The main part of the session involved a circus of three different activities designed to show the students some of what is involved within the health profession. 

  • Airway management – if first aid is required in a situation, it is important to know what to do in any situation.  This workshop showed the students how to select and use the correct tools for keeping an unconscious patients’ airway open in a medical emergency.
  • Surgical gowning and gloving – the last thing surgeons/other professionals in an operating theatre need is to transfer any microbes from themselves to the patient.  This gave the students an insight into the specific way that medical professionals put on their protective gowns/gloves before performing surgery on a patient.

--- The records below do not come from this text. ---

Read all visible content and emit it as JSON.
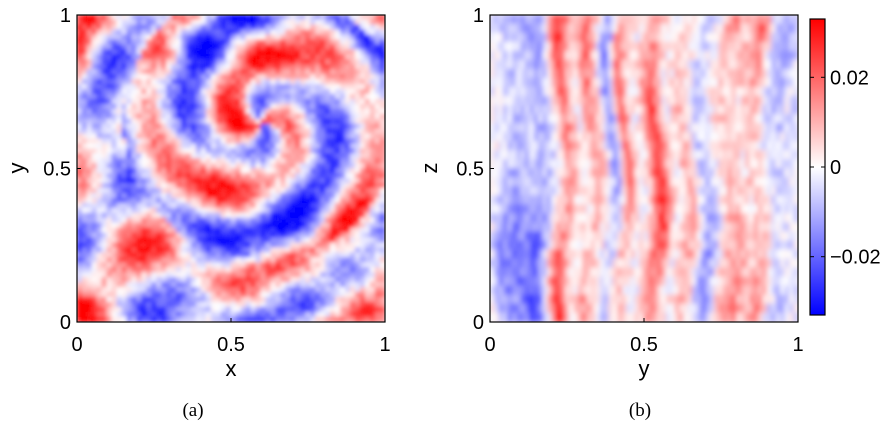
{
  "chart_data": [
    {
      "type": "heatmap",
      "caption": "(a)",
      "xlabel": "x",
      "ylabel": "y",
      "xlim": [
        0,
        1
      ],
      "ylim": [
        0,
        1
      ],
      "xticks": [
        "0",
        "0.5",
        "1"
      ],
      "yticks": [
        "0",
        "0.5",
        "1"
      ],
      "pattern": "large counter-clockwise vortex centered near (0.6, 0.65) with alternating red/blue spiral filaments",
      "colormap": [
        "#0000ff",
        "#ffffff",
        "#ff0000"
      ]
    },
    {
      "type": "heatmap",
      "caption": "(b)",
      "xlabel": "y",
      "ylabel": "z",
      "xlim": [
        0,
        1
      ],
      "ylim": [
        0,
        1
      ],
      "xticks": [
        "0",
        "0.5",
        "1"
      ],
      "yticks": [
        "0",
        "0.5",
        "1"
      ],
      "pattern": "vertically elongated streaks; blue band near y=0.1-0.2, red bands near y=0.2-0.3, 0.5-0.6 and 0.8",
      "colormap": [
        "#0000ff",
        "#ffffff",
        "#ff0000"
      ]
    }
  ],
  "colorbar": {
    "range": [
      -0.033,
      0.033
    ],
    "ticks": [
      {
        "value": 0.02,
        "label": "0.02"
      },
      {
        "value": 0,
        "label": "0"
      },
      {
        "value": -0.02,
        "label": "−0.02"
      }
    ],
    "low_color": "#0000ff",
    "mid_color": "#ffffff",
    "high_color": "#ff0000"
  }
}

  • Laparoscopic training – how do newly qualified surgeons know how to perform key-hole surgery?  They practice using a laparoscopic training simulator – our students learnt how to do this by complete up to three tasks.  Moving coffee beans into a beaker was the first task.  This may sound easy, but also having a steady enough hand to control the equipment and considering the fact that it moves in the opposite direction to what you think and to have your friend controlling the camera (and giving sometimes not-so-helpful advice) makes this a very challenging task.  The other tasks were even more difficult – stacking sugar cubes on each other and threading a shoe lace through a polo mint.  Considering that surgeons can thread a needle, make stitches and avoid damaging other parts, using this equipment, while it is inside a patient, really does go to show how amazingly skilled these professions are.

During both of the two sessions, there was a positive buzz, the students clearly enjoyed themselves and hopefully a few career questions were answered.